她可以靠名字里的“宁”和梁昭宁攀关系,但和她绝对不可能。
因此,梁家四子,梁稚若是秦菁宁最陌生最不敢惹的人。
现在,也因梁稚若随口吐出的两个字而脸色大变,梁稚若最讨厌这种有事没事就喜欢掉两滴泪的人,会掉眼泪会示弱,就代表你更有本事是吗?
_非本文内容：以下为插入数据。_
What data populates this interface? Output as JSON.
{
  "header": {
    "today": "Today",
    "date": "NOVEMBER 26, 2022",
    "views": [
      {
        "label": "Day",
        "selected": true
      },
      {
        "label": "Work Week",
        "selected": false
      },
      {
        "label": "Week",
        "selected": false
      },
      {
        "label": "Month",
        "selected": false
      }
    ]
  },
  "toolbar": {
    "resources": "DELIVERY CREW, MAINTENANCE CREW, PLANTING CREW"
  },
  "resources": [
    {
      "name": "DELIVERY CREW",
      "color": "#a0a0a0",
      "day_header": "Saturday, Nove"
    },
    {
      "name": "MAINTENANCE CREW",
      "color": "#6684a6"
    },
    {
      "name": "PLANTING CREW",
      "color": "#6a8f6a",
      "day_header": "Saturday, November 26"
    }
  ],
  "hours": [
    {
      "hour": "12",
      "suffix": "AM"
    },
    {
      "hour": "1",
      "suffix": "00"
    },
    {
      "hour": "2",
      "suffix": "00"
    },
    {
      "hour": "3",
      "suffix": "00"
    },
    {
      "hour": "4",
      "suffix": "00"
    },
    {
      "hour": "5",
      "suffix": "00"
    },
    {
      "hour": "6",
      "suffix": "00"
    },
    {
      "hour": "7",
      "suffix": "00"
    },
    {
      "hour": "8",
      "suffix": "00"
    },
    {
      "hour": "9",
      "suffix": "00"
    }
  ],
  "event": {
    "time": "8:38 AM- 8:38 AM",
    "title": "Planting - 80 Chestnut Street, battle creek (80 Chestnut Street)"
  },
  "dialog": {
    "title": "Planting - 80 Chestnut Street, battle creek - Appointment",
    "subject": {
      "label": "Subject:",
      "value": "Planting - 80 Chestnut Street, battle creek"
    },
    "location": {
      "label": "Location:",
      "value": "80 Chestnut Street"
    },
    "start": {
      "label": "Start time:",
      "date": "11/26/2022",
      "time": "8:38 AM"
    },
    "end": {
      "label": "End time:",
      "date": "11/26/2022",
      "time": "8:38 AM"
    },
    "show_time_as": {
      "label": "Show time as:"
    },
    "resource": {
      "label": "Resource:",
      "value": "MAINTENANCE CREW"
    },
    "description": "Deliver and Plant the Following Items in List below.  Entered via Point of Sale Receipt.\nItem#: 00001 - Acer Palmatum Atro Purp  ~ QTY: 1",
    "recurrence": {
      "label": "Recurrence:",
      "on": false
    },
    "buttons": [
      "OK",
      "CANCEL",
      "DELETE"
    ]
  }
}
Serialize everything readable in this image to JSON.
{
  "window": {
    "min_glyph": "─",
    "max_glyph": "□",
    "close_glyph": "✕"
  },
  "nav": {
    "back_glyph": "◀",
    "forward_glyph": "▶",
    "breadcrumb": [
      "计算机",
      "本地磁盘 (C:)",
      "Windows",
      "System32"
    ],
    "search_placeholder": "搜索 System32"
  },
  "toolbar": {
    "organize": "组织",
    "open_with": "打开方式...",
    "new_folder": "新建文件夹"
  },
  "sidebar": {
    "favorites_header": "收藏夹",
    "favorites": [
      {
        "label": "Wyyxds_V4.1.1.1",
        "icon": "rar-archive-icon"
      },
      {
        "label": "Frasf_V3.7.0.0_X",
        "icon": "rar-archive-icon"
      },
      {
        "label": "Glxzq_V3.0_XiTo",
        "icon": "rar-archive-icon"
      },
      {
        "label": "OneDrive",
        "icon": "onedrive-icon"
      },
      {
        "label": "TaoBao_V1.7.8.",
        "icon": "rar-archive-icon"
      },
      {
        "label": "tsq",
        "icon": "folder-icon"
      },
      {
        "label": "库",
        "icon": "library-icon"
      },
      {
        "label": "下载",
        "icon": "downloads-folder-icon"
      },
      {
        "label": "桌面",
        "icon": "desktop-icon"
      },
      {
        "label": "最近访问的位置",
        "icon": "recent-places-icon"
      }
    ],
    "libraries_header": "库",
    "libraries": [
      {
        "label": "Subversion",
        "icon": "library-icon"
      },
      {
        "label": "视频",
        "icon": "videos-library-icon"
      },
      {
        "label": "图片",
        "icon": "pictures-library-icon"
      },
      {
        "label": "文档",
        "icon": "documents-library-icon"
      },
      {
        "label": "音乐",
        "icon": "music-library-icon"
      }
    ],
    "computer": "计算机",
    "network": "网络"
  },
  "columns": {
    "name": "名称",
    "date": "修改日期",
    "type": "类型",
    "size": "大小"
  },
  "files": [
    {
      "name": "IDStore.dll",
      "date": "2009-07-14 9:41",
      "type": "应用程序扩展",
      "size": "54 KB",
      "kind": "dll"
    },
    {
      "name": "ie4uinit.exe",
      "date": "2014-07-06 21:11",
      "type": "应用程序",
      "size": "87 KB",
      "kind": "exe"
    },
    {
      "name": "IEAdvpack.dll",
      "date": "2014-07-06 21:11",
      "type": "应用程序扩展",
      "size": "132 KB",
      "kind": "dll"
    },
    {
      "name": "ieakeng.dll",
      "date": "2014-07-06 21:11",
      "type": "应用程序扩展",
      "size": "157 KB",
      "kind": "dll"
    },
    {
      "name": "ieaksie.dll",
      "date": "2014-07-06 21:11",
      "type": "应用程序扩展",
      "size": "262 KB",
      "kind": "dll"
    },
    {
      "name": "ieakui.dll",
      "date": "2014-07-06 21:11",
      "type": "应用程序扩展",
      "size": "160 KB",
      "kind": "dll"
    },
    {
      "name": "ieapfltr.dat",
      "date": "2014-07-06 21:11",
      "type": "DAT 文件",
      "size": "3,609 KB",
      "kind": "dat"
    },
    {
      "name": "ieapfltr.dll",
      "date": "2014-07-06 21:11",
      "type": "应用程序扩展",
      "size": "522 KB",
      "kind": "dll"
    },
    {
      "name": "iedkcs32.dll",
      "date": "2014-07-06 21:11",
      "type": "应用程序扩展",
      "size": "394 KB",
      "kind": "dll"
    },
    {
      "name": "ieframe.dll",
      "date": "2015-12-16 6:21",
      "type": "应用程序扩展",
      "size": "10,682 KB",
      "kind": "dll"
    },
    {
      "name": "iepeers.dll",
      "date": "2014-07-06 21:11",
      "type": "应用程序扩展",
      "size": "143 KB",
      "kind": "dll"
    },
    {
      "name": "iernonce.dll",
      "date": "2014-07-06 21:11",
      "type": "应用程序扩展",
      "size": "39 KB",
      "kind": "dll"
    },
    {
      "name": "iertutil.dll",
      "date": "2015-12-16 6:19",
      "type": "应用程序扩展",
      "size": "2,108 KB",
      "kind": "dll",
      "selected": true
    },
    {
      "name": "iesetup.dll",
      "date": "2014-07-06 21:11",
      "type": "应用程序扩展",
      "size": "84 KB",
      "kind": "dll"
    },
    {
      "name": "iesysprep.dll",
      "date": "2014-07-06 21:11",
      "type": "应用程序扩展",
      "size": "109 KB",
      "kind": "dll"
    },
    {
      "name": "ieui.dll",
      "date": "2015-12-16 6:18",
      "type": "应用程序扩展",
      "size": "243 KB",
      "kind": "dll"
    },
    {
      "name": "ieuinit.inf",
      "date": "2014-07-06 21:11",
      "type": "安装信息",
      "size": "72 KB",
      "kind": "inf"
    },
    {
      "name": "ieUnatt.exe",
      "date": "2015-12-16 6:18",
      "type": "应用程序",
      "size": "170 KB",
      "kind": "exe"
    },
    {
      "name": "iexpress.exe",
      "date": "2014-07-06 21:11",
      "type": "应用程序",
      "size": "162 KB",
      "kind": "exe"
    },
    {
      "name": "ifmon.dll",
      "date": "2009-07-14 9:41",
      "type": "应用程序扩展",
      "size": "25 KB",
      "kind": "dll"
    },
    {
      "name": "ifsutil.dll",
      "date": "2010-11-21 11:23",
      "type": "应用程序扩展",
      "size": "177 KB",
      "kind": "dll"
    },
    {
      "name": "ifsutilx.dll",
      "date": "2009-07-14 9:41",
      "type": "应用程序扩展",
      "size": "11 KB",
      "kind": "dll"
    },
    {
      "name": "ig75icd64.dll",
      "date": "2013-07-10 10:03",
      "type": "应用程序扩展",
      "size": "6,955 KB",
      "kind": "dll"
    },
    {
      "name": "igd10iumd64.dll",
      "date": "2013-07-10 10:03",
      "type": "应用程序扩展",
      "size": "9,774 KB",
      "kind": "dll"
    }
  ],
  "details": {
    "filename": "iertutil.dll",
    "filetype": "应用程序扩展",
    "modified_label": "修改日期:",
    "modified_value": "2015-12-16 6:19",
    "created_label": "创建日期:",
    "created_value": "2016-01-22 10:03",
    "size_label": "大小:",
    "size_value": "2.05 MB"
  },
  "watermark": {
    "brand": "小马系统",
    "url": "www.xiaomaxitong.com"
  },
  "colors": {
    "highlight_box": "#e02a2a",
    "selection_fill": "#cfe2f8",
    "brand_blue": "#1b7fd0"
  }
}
她冷淡睨她,“孩子满月,当妈的哭,你还嫌不够晦气?”
“什么?”秦菁宁不哭了,却也愣在梁稚若的最后一句话。
——你还嫌不够晦气?
她在骂谁晦气?
梁稚若无语地深吸了一口气,有时候骂人都不能太婉转,不然骂了都听不懂。这脑子,得多光滑?
梁稚若懒得说了。
可越是这样的寂静,越显得没完全落座,只有梁稚若和秦菁宁两个人的主桌,气氛僵硬。
不远处,祝贺完梁迦安,周京煦还在和携太太//恩爱出席宴会的好兄弟,许家继承人许霁川聊天。许霁川可察觉到今晚这两人气氛不对,玩味道:“这是怎么了?平时老婆奴的人今天都不坐老婆身边了?该不会隔了一年你俩还没和好吧。”
“老婆奴”纯笑周京煦结婚之后,每晚都会在门禁之前回家。
虽然没有感情,但梁稚若霸道蛮横,她讨厌给人留门、守门,更不允许周京煦把新婚的家当成招之即来挥之即去的栖所。
既然结婚,装也要给装出样子,不然成天都要被他周家那不婚主义的小姑叭叭,两人感情不合,烦不烦。
所以周京煦答应了就必须做到。
这事儿让身边一堆兄弟知道,都戏称他“老婆奴”。